Un juge fédéral à San Francisco vient d'attribuer aux avocats environ 147 millions de dollars pour leur travail dans le cadre d'une poursuite contre Google pour violations de la vie privée. Ce paiement provient d'une affaire dans laquelle un jury a constaté que Google avait secrètement collecté des données d'activité d'applications auprès d'environ 98 millions de personnes qui avaient explicitement demandé à l'entreprise d'arrêter de les suivre.
Le juge fédéral Richard Seeborg a rendu cette décision dans l'affaire Rodriguez et al. c. Google LLC, attribuant les frais à une équipe juridique dirigée par Boies Schiller Flexner LLP, Susman Godfrey LLP et Morgan & Morgan. Ce montant représente environ un tiers du fonds commun total, qui a atteint environ 440,3 millions de dollars après ajout des intérêts préjudiciels au verdict initial du jury.
Les mathématiques derrière l'argent
Le verdict du jury sous-jacent, rendu en septembre 2025, a évalué la responsabilité de Google à 425,65 millions de dollars de dommages-intérêts compensatoires. Ce montant a augmenté à environ 440,35 millions de dollars une fois les intérêts pris en compte. L'affaire portait sur la pratique de Google consistant à collecter des données d'activité d'applications auprès des utilisateurs ayant désactivé les fonctionnalités de suivi, une mesure qui a touché environ 98 millions de personnes.
Le conseil principal David Boies facturait 2 730 $ l'heure. L'ensemble de l'équipe juridique a enregistré plus de 49 670 heures de travail, ce qui a généré un lodestar, le calcul de base des honoraires raisonnables, dépassant 56 millions de dollars. La rémunération réelle de près de 147 millions de dollars représente un multiplicateur d'environ 2,6 fois ce montant lodestar, reflétant les circonstances extraordinaires de l'affaire, telles que décrites par le juge Seeborg.
Le juge Seeborg a également reconnu un détail que les actions de classe en matière de vie privée produisent presque toujours : l'écart énorme entre ce que les avocats gagnent et ce que les membres individuels de la classe reçoivent réellement. Chacun des 98 millions d'utilisateurs concernés devrait percevoir moins de 5 $ .
Cinq ans de développement
L'affaire a commencé en juillet 2020 lorsque le demandeur principal, Anibal Rodriguez, a intenté une action contre Google. Ce qui a suivi, c'est plus de cinq ans de litige, incluant une découverte approfondie, des motions préjudicielles et un procès qui a duré plusieurs semaines et a finalement abouti à un verdict à neuf chiffres.
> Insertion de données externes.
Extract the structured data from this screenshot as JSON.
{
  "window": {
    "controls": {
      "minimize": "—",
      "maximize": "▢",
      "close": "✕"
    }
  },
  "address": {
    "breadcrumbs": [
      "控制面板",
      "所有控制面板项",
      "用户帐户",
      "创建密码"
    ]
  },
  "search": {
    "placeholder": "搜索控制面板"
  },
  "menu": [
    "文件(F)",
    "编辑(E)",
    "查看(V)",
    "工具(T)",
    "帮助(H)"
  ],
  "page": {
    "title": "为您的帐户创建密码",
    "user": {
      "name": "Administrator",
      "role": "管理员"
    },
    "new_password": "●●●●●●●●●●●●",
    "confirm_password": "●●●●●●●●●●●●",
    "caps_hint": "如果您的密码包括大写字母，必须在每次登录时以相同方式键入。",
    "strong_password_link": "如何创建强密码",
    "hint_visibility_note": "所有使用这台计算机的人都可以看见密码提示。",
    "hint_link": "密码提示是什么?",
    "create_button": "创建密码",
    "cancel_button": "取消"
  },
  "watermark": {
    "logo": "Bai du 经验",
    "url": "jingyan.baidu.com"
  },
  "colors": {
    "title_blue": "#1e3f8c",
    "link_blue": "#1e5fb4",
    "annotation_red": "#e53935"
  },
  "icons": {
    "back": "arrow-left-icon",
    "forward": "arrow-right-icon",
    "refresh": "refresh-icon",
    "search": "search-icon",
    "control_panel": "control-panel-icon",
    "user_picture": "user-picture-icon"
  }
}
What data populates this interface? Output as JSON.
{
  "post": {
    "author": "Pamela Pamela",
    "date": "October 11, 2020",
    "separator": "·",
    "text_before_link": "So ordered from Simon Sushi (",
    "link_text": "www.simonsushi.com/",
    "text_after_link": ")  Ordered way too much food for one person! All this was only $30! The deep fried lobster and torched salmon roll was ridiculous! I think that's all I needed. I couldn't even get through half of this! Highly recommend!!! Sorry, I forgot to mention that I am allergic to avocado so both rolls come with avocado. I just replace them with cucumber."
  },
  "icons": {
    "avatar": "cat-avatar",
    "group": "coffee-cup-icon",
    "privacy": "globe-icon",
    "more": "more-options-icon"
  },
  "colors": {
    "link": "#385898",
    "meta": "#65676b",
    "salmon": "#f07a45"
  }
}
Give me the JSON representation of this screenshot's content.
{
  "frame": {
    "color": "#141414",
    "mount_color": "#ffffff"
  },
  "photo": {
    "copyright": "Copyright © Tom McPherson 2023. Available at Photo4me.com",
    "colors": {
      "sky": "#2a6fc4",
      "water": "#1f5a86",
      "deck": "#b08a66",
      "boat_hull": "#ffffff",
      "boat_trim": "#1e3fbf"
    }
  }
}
Le juge Seeborg a rejeté la requête de Google visant à annuler la décision du jury, réaffirmant intégralement le verdict. Cette décision soutient effectivement la conclusion du jury selon laquelle les pratiques de collecte de données de Google ont franchi une limite légale en continuant à recueillir des informations auprès des utilisateurs ayant choisi de ne pas être suivis.
Certains membres de la classe ont déposé des objections concernant l'attribution des frais, ce qui est courant dans les actions collectives de grande envergure où le décalage entre la rémunération des avocats et la réparation individuelle suscite souvent des interrogations. Le juge Seeborg a pris en compte ces préoccupations, mais a finalement soutenu les avocats des plaignants, invoquant la performance des conseils et la complexité du litige comme justifications de cette attribution.